The Tree of Authority of Pune's innovative strategies are changing the face of the city

 
Last Updated: Sunday 07 June 2015

Green government

School children planting a sap (Credit: Tree Authority of Pune)Pune has been the centre of a quiet revolution. Heading this transformation is the Tree Authority of Pune (tap), part of the Pune Municipal Corporation's garden department. tap is responsible for keeping Pune city, with a population of over 26 lakh, lush and green.

Maharashtra was the first, and until recently the only, state to make it mandatory for urban municipal bodies to constitute a tree authority that would oversee governance and preservation of the green cover in urban areas. Established under the auspices of the Maharashtra (Urban Areas) Preservation of Trees Act of 1975 (the Act), tap is concertedly working to mark Pune -- currently the fourth-most green city -- as the greenest city in the country. No mean task in the face of increasing urbanisation and ever-swelling demands for wider roads and more urban construction.

The Act vests tap with wide-reaching powers to impose fines and penalties, and even take legal action against offenders. An example: it is a criminal offence to cut, or even substantially prune, trees without permission from tap . This rule has come to take on a rather radically progressive colour, working on the principle that while land could be private property, trees are public goods. The rationale being that damage to trees damages the collective environment. Not long back, tap had taken Fergusson College to court for illegally felling 18 trees from its botanical garden.

There is an elaborate system to assess every request for felling trees on a case-by-case basis. Most of these applications are for widening roads or for construction purposes. tap inspectors evaluate the site before permission for felling trees is granted. Assistant Garden Superintendent B G Mane says that tap processes approximately 100 such applications a month, involving roughly 300-400 trees, mostly applications for road widening or construction purposes.

tap attempts to come up with viable alternatives in these cases. In a recent road widening case, most trees along the road were transplanted, with a survival rate of about 80 per cent. Similarly, completion certificates for new constructions are obtained only if tap is satisfied that there are five trees for every 0.03-0.04 ha. It is also mandatory that three saplings are raised for every tree felled.
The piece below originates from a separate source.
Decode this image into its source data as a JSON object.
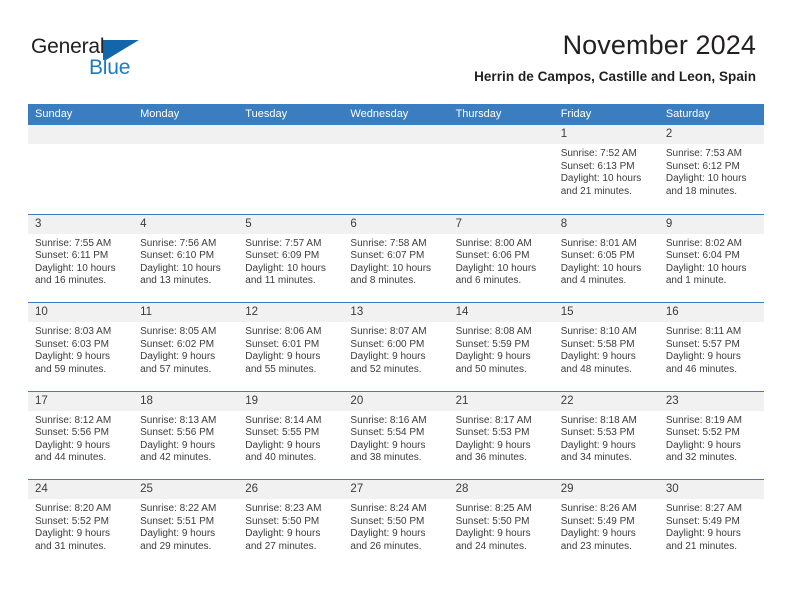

tap has assumed a proactive role in its activities. Massive tree plantation drives during the monsoons, which roped in schools, clubs and international bodies, have seen the planting of about one lakh saplings, 70-80 per cent of which have survived. A tap -run nursery gives out free saplings during such drives. The initiation of an annual award, called the 'Harit Pune Puruskar' (Green Pune Award), encourages individuals, corporations and organisations to actively contribute to the preservation and spread of Pune's green cover.

The eco-restoration and city beautification projects are proof that tap is not literal in its understanding of what its responsibilities entail. In coordination with environmental non-governmental organisations (ngos), tap has been planting trees that attract butterflies and birds, such as butea, fig, custard apple, in a bid to preserve the biodiversity of the city. Interestingly, this process has also attracted butterflies (like the blue mormone, a western ghat dweller) not native to the city. There are also reports about the reappearance of tree frogs.

The city beautification project has already transformed the Mutha river bed from a stinking garbage dump to a landscaped garden. The Mutha project involves cleaning, channeling and greening of the river bed. In one year of the project's existence, it has already planted over 67,000 trees that grow well on the marshy terrain.

tap carries out a tree census once every five years. The 1997 census of trees under tap 's jurisdiction puts the number of fruit-bearing trees at over 15 lakh, and ornamental trees at over 31 lakh. The next census is scheduled for April 2002. With the Maharashtra government sanctioning Rs 3.14 lakh for the greening of Pune, one hopes the coming census will see the tap counting twice as many trees as the 1997 census.